Gli obiettivi fissati per il 2030 e il 2050

Il raggiungimento degli obiettivi di sostenibilità fissati per il 2030 e il 2050 rappresenta una sfida complessa. Sebbene ci siano difficoltà nel rispettare le scadenze a breve termine, i cittadini sono più fiduciosi in un miglioramento a lungo termine, a patto che si investa su ecosostenibilità e trasporto pubblico. Il rapporto delinea due possibili modelli di sviluppo urbano:

  1. le “città da usare” – in questo scenario, i grandi centri urbani diventano poli economici e culturali, con una popolazione residente limitata e un’alta affluenza giornaliera per motivi di lavoro e servizi. La vita quotidiana si concentra su flussi di persone piuttosto che sulla residenzialità.
  2. le “città da vivere” – questo modello prevede un tessuto urbano progettato per garantire coesione sociale, equilibrio tra centro e periferia, verde pubblico e servizi di prossimità. L’obiettivo è migliorare la qualità della vita con abitazioni accessibili e spazi inclusivi.

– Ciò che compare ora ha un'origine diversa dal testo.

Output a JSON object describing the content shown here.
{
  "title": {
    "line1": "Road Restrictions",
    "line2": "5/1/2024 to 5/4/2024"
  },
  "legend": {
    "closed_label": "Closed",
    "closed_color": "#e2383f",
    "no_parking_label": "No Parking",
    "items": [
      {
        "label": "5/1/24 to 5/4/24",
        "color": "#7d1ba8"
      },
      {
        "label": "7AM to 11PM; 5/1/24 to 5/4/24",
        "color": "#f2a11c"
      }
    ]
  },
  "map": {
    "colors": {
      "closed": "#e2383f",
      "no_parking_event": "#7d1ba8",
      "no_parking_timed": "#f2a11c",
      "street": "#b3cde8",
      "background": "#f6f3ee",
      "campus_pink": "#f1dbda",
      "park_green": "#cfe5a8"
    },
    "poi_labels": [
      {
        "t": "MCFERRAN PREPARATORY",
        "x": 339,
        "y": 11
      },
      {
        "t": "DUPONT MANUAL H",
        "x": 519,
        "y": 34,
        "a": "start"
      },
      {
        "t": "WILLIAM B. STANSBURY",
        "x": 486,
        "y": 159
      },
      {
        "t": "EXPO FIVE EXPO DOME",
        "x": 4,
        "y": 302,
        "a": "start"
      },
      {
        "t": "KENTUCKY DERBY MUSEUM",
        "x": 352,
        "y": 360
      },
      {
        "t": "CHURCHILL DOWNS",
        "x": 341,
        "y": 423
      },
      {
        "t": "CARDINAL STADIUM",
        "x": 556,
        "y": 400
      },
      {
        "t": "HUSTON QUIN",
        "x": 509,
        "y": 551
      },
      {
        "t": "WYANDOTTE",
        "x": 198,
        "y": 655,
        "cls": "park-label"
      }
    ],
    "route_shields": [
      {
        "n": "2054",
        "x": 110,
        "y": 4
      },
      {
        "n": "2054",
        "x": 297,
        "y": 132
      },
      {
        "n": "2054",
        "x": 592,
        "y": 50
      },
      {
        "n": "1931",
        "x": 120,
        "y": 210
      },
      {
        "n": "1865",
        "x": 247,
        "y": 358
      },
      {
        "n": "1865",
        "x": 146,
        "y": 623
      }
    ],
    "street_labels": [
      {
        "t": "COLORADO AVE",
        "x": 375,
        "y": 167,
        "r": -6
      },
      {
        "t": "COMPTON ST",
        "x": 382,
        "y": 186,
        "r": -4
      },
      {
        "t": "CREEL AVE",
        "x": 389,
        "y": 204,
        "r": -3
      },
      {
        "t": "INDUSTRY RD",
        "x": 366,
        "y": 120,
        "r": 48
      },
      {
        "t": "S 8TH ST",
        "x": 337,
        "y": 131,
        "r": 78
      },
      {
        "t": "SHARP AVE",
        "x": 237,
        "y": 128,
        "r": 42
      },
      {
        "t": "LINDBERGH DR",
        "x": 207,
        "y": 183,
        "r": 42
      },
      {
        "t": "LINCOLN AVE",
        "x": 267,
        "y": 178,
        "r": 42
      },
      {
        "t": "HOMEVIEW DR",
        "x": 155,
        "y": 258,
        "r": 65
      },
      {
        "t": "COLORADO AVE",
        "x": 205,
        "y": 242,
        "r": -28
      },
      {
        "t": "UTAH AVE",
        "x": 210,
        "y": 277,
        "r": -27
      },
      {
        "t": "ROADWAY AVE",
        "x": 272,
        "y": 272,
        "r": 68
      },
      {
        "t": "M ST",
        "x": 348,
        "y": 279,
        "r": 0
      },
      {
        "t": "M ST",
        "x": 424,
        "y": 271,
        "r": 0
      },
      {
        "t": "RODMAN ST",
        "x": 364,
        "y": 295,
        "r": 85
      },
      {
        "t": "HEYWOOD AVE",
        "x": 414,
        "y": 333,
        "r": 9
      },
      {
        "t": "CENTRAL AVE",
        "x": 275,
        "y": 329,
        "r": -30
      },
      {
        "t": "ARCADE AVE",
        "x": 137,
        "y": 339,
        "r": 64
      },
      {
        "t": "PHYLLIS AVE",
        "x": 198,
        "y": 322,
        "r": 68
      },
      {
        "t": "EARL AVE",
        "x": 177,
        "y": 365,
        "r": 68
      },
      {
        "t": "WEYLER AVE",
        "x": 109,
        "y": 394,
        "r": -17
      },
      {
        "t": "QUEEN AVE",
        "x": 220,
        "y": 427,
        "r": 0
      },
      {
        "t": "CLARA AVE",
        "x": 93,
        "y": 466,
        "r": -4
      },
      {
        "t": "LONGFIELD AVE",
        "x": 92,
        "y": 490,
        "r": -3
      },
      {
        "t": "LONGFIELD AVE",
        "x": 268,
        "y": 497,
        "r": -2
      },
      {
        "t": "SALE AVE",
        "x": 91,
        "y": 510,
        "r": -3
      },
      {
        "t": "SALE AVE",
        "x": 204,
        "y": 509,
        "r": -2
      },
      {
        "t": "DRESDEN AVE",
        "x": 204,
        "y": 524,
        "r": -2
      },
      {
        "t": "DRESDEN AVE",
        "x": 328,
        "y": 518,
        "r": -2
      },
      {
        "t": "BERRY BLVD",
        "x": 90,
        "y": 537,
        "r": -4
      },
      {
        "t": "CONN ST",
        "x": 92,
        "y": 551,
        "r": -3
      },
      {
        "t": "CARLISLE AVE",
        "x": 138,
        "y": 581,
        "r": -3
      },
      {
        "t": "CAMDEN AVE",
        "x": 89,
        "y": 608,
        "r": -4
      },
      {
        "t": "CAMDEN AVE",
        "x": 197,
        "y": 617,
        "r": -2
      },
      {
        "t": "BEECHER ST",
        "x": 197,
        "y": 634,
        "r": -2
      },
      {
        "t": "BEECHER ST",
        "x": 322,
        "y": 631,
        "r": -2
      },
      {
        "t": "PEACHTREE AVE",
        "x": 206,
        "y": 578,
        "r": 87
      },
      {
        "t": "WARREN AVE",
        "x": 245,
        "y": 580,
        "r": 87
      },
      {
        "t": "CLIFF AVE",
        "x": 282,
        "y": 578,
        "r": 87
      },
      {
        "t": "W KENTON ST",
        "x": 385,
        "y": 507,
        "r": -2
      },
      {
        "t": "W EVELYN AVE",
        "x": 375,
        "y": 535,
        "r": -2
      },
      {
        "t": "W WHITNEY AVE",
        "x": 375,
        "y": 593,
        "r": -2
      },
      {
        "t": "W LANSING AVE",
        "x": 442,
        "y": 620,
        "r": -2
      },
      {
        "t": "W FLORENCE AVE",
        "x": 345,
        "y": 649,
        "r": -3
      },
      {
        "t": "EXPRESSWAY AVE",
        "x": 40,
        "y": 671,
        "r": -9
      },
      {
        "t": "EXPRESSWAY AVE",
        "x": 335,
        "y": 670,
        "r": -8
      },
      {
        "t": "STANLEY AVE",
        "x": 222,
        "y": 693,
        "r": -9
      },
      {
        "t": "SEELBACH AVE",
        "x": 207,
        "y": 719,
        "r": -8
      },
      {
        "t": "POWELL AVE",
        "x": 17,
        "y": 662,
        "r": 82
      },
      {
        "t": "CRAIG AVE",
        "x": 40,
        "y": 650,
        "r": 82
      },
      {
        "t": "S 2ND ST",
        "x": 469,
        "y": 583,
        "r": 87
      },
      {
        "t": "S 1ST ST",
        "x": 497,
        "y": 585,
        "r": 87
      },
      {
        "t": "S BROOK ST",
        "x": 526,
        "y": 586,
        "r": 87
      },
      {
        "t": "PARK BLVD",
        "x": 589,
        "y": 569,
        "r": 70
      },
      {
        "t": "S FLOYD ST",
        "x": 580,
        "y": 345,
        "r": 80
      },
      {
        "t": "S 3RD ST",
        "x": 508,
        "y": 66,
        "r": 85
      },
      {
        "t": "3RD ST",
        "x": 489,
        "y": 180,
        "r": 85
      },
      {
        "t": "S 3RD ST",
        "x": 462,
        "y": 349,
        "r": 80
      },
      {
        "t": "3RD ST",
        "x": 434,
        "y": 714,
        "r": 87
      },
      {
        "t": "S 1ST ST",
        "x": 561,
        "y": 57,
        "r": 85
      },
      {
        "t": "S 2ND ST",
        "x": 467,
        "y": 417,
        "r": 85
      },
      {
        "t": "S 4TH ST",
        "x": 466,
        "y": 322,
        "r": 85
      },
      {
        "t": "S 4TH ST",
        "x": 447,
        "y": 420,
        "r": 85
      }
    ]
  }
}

Intelligenza artificiale e telemedicina

Per rendere le città più vivibili, gli esperti suggeriscono di puntare su una rete di trasporto pubblico interurbano efficiente e sostenibile, con soluzioni come il trasporto intermodale e il modello della “città dei 15 minuti”, che mira a rendere tutti i servizi essenziali accessibili in tempi ridotti. La rigenerazione degli spazi pubblici e la riduzione del consumo di suolo sono interventi cruciali per creare città più inclusive e solidali. Nel settore sanitario, un’integrazione tra pubblico e privato potrebbe facilitare l’accesso alle cure e ridurre i costi, grazie a strumenti innovativi come l’intelligenza artificiale e la telemedicina. Un’attenzione crescente alla prevenzione sarà inoltre determinante per affrontare l’invecchiamento della popolazione e migliorare il benessere collettivo. Il rapporto One Health evidenzia che la salute delle città dipende dalla capacità di pianificare interventi mirati, capaci di rendere gli spazi urbani più sani, sostenibili e accessibili per tutti.